A room divider is a screen or piece of furniture placed in a way that divides a room into separate areas. Room dividers are used by interior designers and architects as means to divide space into separate distinct areas.

There are a number of different types of room dividers such as cubicle partitions, pipe and drape screens, shoji screens, and walls. Room dividers can be made from many materials, including wood, fabric, plexiglass, framed cotton canvas, pleated fabric or mirrors. Plants, shelves or railings might also be used as dividers. Portable room dividers have folded wall panels supported on wheels.

==History==
The folding room screens were found in China in the 7th century where they were mainly used by royalty. They were very heavy and ornate, and were not moved around. In the 8th century, the Japanese began using lighter, more portable room dividers for tea ceremonies, religious events and outdoor processions. European travelers developed their own version of Asian screen dividers using wood, leather, silk, mirrors and decoupage.

== Types ==

In general, room dividers are used in one of these ways:

- To divide rooms, creating a more efficient use of the space within the room.
- As decorators and/or accent pieces to add character to room space.
- To hide areas of different usage or privacy protection
- To decorate rooms for better home design effect

Room dividers differ in nature being either:

- Permanent as in using wine shelves in restaurants
- Built in as in sliding partitions in offices
- Portable or temporary as for example in convention centers
- Fixed room dividers and hanging room dividers

They may completely obscure as in floor to ceiling dividers, or may allow sight through as for example when plant pots are used to divide areas.

== Uses ==
Folding room dividers are now used in dwellings, hospitals, schools, restaurants, corporate offices, and convention centers. Houses, and other residences, use a room divider to divide the space more effectively or as a decorating focus point. There are many uses for a room divider including: dividing the room, adding privacy to any space, hiding clutter and increasing storage and accents to the room. Other uses include adding color, redirecting foot traffic, creating a foyer, adding a desk front modesty screen, creating coziness, or adding a decorative background.

Most commonly used in the residence is a small room divider, sometimes called a folding shoji screen. Shoji screens are usually tri-fold walls. A shoji screen may also be used to section off part of a bedroom or family room as an office. Plants, bookshelves, railings, fireplaces, light fixtures, and drapes have all been used to effectively create distinct spaces in individuals apartments and homes.

In schools or religious facilities, room dividers primarily are used to create temporary classrooms for education in large open rooms. Since the rooms were designed originally to be open for other purposes, the most common type of room divider is a portable room divider on casters which can easily be moved from place to place. After class, the room divider is rolled back into its storage area for future use.

Hotels and restaurants use two different types of room dividers. Commonly, you will see floor-to-ceiling room dividers in banquet halls and meeting spaces. These fixed dividers can be used to divide a banquet room into smaller facilities. In areas where room dividers need more flexibility, hotels and restaurants might use portable partitions similar to those used in schools.
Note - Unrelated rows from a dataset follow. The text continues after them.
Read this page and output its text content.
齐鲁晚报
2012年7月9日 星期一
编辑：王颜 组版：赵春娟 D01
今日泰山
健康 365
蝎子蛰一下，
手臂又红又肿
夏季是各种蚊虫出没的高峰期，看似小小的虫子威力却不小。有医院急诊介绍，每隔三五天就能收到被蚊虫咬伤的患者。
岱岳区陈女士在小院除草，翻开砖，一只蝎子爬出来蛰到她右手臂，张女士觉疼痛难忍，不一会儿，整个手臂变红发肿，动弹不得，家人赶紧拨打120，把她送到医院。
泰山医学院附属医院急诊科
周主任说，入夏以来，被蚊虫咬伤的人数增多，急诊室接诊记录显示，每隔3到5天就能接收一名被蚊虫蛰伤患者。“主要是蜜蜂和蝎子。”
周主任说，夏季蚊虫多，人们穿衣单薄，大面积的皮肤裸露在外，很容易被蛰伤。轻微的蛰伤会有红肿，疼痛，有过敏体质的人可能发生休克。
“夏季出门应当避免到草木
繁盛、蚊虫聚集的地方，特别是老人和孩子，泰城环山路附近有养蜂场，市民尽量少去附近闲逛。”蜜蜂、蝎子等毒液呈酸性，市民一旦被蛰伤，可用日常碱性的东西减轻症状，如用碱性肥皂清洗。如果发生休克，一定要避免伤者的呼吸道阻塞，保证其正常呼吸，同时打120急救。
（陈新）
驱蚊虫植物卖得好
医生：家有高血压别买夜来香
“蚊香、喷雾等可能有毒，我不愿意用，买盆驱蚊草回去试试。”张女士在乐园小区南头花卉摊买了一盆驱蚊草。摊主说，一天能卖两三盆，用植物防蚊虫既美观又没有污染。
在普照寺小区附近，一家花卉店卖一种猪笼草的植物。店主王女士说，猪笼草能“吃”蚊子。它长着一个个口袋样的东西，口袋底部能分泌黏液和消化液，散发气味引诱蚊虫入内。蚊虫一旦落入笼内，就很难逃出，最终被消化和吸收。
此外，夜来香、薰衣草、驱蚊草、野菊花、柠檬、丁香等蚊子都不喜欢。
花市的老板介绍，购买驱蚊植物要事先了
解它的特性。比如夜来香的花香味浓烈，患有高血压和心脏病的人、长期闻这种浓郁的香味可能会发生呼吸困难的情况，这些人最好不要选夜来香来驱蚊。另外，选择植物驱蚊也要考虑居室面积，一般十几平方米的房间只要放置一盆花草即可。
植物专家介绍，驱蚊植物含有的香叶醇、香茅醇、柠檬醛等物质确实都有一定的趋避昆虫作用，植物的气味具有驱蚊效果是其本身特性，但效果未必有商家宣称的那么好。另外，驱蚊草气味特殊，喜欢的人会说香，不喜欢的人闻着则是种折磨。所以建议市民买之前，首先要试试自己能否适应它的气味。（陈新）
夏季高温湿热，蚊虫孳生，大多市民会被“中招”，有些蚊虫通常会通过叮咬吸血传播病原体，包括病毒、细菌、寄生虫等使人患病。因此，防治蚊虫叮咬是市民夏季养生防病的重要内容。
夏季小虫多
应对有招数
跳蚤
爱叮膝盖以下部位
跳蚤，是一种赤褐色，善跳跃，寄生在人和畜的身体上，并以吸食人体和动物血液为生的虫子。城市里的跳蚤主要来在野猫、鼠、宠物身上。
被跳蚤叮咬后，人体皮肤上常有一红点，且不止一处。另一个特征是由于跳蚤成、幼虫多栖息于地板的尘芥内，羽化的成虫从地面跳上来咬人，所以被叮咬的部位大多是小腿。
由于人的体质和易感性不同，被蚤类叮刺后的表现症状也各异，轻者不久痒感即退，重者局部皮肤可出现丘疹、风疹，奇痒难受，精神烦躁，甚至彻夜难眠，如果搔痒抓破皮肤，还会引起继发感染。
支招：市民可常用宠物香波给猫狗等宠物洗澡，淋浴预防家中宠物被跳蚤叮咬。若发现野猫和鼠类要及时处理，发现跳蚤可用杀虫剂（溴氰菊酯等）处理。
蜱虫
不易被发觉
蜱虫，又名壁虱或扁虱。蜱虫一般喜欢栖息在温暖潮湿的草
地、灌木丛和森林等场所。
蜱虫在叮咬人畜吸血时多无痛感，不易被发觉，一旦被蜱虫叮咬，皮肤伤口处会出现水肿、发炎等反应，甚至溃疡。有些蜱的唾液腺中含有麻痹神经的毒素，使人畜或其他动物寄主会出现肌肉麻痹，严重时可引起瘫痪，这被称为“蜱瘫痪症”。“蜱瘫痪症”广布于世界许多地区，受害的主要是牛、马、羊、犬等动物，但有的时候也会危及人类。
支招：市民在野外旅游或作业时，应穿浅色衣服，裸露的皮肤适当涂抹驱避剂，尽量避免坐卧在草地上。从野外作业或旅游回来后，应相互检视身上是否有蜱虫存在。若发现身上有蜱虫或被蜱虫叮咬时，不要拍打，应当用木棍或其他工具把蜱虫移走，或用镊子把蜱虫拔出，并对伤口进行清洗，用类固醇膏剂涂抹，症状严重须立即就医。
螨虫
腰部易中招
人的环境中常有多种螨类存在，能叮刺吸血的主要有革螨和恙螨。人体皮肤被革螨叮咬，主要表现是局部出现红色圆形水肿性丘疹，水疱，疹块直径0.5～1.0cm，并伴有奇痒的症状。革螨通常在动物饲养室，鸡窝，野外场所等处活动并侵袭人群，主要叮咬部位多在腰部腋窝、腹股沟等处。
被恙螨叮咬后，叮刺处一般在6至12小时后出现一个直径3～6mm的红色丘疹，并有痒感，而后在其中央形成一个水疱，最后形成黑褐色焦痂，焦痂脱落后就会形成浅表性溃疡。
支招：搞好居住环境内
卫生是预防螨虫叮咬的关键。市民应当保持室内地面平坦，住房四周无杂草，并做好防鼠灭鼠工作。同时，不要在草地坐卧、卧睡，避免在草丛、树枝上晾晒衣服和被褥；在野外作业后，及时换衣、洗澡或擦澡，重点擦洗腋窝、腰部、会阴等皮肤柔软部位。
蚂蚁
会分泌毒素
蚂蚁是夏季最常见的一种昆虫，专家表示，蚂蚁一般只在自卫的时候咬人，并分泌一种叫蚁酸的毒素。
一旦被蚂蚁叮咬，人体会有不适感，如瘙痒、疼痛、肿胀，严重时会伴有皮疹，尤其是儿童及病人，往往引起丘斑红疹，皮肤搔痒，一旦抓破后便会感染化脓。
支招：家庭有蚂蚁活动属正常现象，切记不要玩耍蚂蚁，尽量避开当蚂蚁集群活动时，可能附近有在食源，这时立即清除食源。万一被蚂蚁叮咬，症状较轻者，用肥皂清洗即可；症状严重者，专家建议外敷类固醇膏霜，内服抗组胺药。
In offices, room dividers are typically more permanent in nature and attached directly to the floor. These office cubicles room dividers allow taking a large office space and breaking it into quieter and more focused subdivided offices.

Convention centers, by their very nature, are large facilities with wide open internal spaces. Consequently, they often need to be broken down into smaller areas. The most common room divider used in convention center is pipe and drape. The convention center sets up frames made of plastic, metal, or wire tubing. Fabric material is then hung over the frame to create back drops and hide other unsightly places in addition to creating multiple subdivided rooms.